In seiner eigenen Partei gilt er als der leibhaftige Gottseibeiuns. Für das linksgrüne Kartell in Politik und Medien ist er eine Hassfigur. Sein Hausverlag kündigte ihm den Vertrag. Mainstream und Staatsfunk verrissen sein neues Buch bereits vor dem Erscheinen – ohne auch nur eine Zeile gelesen zu haben. »Hetze«, »Spaltung«, »Hass«, zischte es in den deutschen Feuilletons. Und doch verkaufen sich die Bücher des früheren Bundesbankers und Berliner Finanzsenators Thilo Sarrazin (SPD) zu Hunderttausenden.
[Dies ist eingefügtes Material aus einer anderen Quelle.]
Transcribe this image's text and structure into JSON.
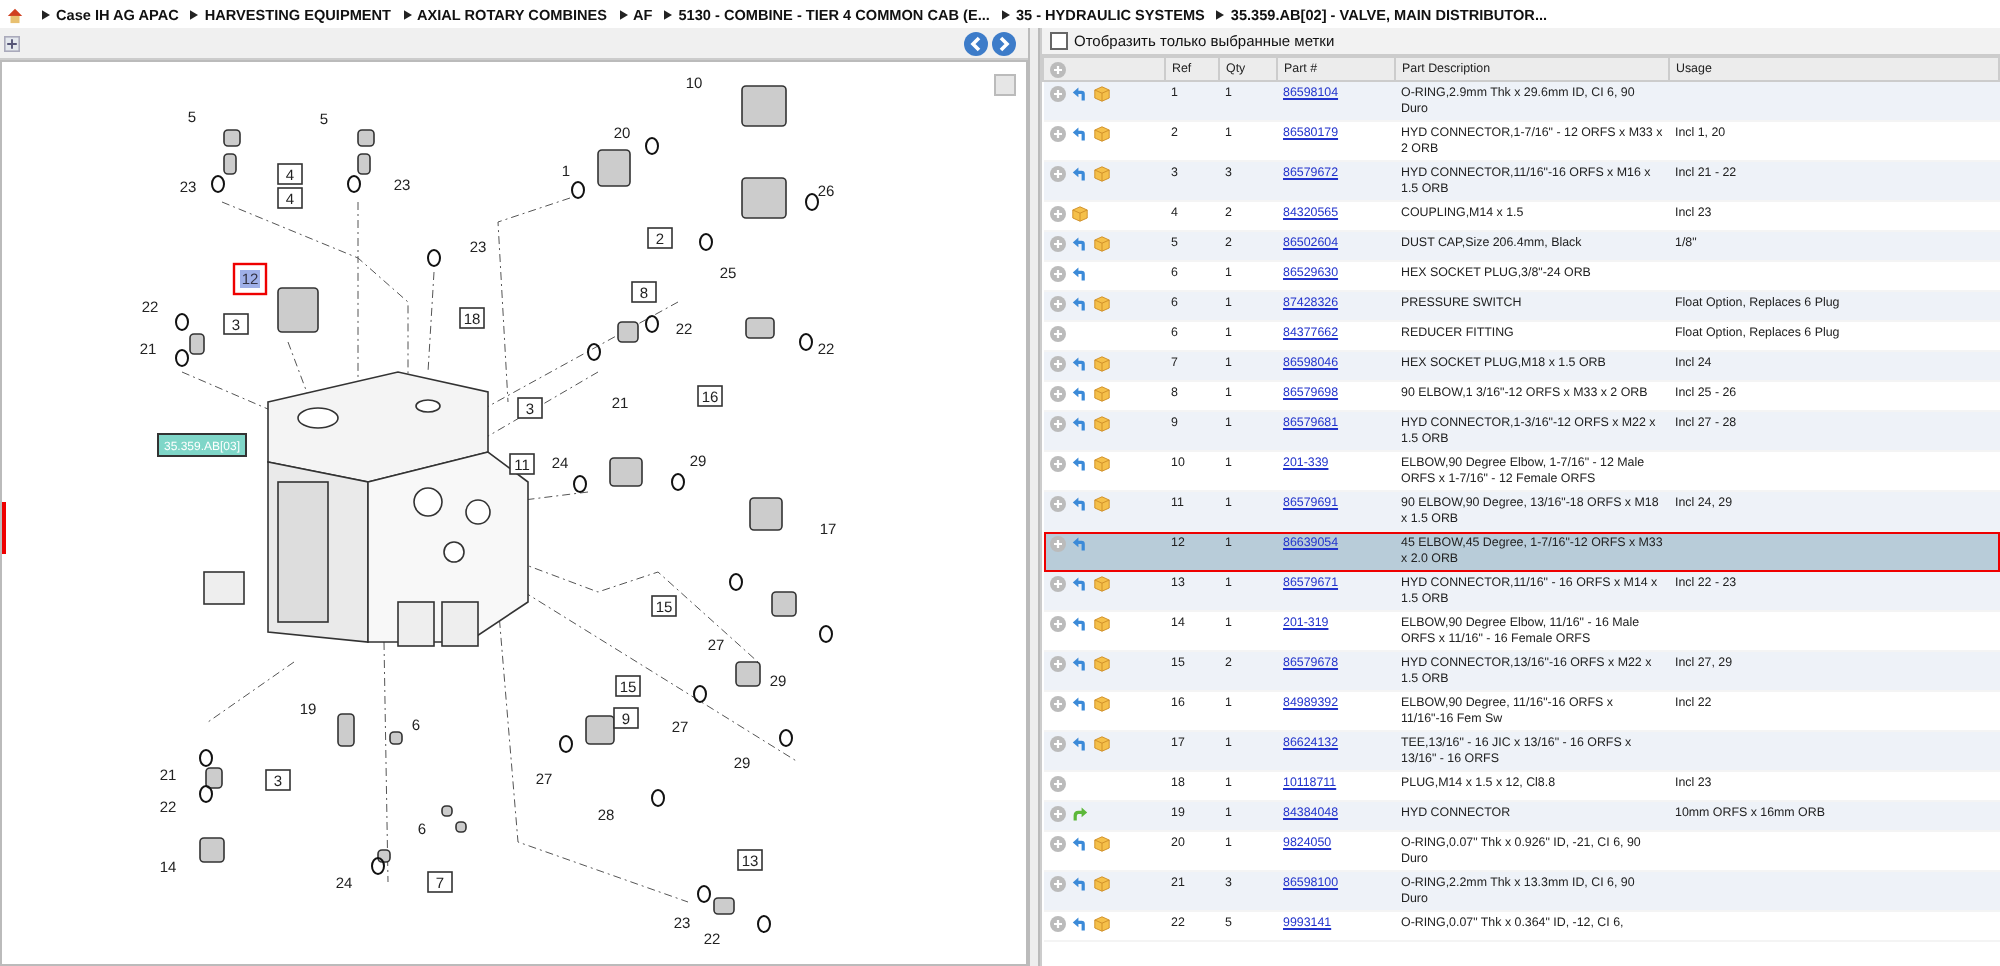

https://www.deutschland-kurier.org/sind-sie-islamophob-herr-sarrazin/

Kommentar GB:

Es gibt seit langem einen solide dokumentierten Erkenntnisstand über den Islam; man suche hierzu einfach nach Autoren wie Hans-Peter Raddatz, Tilman Nagel und Hartmut Krauss. Man wird dann sehen, daß Thilo Sarrazin nichts Neues geschrieben hat, und daß, wer meint, sich trotz seiner uniformierten Meinung an Thilo Sarrazin reiben zu müssen, in der Sache schlicht nicht urteilsfähig ist; das mag durchaus ganze Parteivorstände betreffen.